Punching shear can be explained this way.  Imagine taking a square piece of cardboard from a corrugated cardboard box, and a sharpened pencil.  With one hand, put the pencil point-downward on the floor and place the cardboard on the eraser end, and mash down on the cardboard.  You will probably break the tip of the pencil first.  That means you have not exceeded the punching shear limit of the cardboard yet.


But then, try the same thing with the eraser end of the pencil on the floor and the pointed end on the cardboard.  It won't take much pressure to make the pencil point punch through the cardboard.  This shows that the bigger the column at the attachment point to the slab, the stronger the system is with regard to the danger of punching shear, which is the column punching through the slab.

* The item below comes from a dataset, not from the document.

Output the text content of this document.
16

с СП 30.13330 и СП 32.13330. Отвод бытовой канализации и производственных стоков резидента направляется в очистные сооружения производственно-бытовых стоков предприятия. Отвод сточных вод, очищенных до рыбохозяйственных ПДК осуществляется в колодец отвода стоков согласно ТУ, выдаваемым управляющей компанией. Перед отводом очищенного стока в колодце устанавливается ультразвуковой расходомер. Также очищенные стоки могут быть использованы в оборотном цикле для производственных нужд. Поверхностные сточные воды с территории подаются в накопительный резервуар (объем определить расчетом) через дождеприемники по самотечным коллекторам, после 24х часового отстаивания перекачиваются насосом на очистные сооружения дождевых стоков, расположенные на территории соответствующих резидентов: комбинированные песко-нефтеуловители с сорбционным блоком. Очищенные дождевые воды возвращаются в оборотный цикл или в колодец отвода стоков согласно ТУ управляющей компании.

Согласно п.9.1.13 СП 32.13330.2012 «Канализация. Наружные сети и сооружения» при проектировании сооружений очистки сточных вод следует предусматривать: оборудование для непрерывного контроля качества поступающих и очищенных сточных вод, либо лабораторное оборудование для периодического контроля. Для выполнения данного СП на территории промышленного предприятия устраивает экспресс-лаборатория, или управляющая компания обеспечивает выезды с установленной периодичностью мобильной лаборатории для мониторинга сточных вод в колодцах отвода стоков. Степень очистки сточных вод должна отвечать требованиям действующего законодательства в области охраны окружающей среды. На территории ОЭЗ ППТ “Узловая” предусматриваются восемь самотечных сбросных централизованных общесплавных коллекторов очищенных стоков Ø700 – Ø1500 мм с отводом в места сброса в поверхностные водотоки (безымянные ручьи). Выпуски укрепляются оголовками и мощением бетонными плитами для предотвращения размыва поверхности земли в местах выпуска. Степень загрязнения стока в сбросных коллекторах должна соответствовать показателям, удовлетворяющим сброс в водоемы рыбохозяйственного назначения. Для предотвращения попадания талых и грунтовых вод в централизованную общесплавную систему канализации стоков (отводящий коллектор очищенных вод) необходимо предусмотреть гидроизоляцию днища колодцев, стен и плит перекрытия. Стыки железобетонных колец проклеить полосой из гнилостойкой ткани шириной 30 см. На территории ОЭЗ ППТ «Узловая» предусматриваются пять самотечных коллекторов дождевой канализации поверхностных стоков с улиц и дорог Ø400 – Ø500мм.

In the original 1979 drawings, there was a one-foot step or drop at the ground-level (lobby) floor between two areas.  There were planned planter boxes over part of this area—rectangular concrete tubs in which dirt and shrubs were planted and watered.  And there were cars parked over another part of it.  Partly to support the cars and planter boxes, and partly to allow for the one-foot step, the engineer had placed several concrete beams between the columns underneath these extra loads.  A beam is just a thicker piece of concrete reinforced and cast into the floor, which strengthens the floor in that area and transfers loads to the columns it connects to.  These beams were about a foot thick and would have safely carried the extra vehicle and planter-box loads.  One beam was built into the one-foot drop, which was one reason for the beam to be there.


But in a January 1980 revision of the drawings, the architect decided to eliminate the one-foot drop.  Surprisingly, the engineer also eliminated all the supporting beams that went along with it.  So in one case there were automotive live loads within a foot or two of small 12-by-16-inch columns.  And in a photo of the building's exterior taken before the collapse, Mr. Porter found that several planter boxes had been built in places that no existing print allowed for, further increasing the punching shear load on the smaller columns.


Mr. Porter's conclusions were that several aspects of the building design were executed with no margin of safety—loaded exactly to 100% of their carrying capacity.  This allowed no margin for corrosion damage, which was abundantly evident in recent photographs.  But the most serious flaw was the lack of beams underneath cars and planter boxes, right in the area where the initial failure apparently occurred.  From eyewitness reports and videos, the first failure was apparently when the lobby (ground floor) slab had a punching-shear failure and collapsed into the basement, leaving several smaller columns without support over a 20-foot length rather than their designed-for 10-foot length. 


The building stood for several minutes after that, and a few people managed to escape.  But with the lobby floor gone, the middle of each column formerly attached to the lobby floor was now unsupported sideways.  That, together with forty years of corrosion and cracking, probably induced one of the columns supporting the main building to buckle.  Once it went, the lack of safety margins meant that adjacent columns were overloaded and buckled, and the building was doomed. 


There is nothing official about Consult Engineering's analysis of the Surfside condo collapse.  But coming from a professional whose business it is to do such studies, it seems highly persuasive.  Last-minute changes in construction can be deadly, and this tragedy may be yet another example of this principle.